I made it in the slow cooker. Since Tim is working third shift now, we use the slow cooker a lot more to make it easier on both of us. Tim did help out with the final touches so we could eat as soon as I got home from work (I work first shift.) so he could go back to bed. I don’t know how he does the split shift sleep, but he does!
The original recipe did not have any seasoning. When I worked at the restaurant many years ago, our chef often used a bay leaf in his soup. I add them to almost every soup I make.
I want to note that about a half hour to 45 minutes before serving, you will want to make a roux with flour, butter and milk and add that with the cheese. Stir it well. Ours did not thicken as much as I wanted, but I will try again using probably 4 Tablespoons each of butter and flour! Below is my version of the recipe.
Cheesy Vegetable Chowder
1/2 cup chopped onion
1 cup finely chopped carrot
1 celery stalk finely chopped (add more if you prefer)
1 small zucchini sliced thin
1 Tablespoon minced garlic
4 cups chicken broth
2 large baking potatoes, peeled and chopped (I made small cubes)
2 cups chopped broccoli
1 teaspoon celery salt
1 teaspoon white pepper
1 bay leaf
2 Tablespoons flour
2 Tablespoons butter
2/3 cup milk or half and half
2 heaping cups cheddar cheese
You can saute the onion, carrot and celery in a couple of Tablespoons of butter first if you would like. I did not.

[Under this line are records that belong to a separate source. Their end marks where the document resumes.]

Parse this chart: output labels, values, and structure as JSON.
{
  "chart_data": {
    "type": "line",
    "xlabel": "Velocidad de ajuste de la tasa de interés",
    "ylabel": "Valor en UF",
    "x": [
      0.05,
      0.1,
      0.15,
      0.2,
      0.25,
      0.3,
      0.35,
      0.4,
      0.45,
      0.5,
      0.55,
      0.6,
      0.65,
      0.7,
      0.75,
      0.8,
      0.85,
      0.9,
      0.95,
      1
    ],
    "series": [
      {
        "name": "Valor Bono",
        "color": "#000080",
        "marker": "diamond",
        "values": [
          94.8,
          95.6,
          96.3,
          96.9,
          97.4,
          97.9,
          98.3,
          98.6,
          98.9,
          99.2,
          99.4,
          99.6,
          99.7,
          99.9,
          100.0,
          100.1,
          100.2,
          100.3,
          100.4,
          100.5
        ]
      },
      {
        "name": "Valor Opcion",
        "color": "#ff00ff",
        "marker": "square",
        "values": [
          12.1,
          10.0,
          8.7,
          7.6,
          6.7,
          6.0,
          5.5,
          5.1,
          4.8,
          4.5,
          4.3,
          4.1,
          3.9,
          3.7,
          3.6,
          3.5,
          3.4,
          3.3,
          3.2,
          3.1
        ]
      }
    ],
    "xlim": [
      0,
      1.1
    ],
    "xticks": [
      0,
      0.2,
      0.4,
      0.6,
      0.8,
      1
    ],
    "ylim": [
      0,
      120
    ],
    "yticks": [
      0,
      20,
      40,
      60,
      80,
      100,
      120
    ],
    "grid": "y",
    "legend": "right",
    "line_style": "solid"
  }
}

Place onions, carrots, celery, zucchini, broccoli, potatoes, garlic, celery salt, white pepper, bay leaf and broth in your slow cooker. Cook on low for 7 1/2 hours.
About a half hour before serving, make a roux using the butter and flour. Add the milk and let it thicken a bit. Add this and the cheese to the crock. Stir really well so the cheese melts into the broth nicely.
Cover and let it cook for a good half hour. Remove the bay leaf before serving.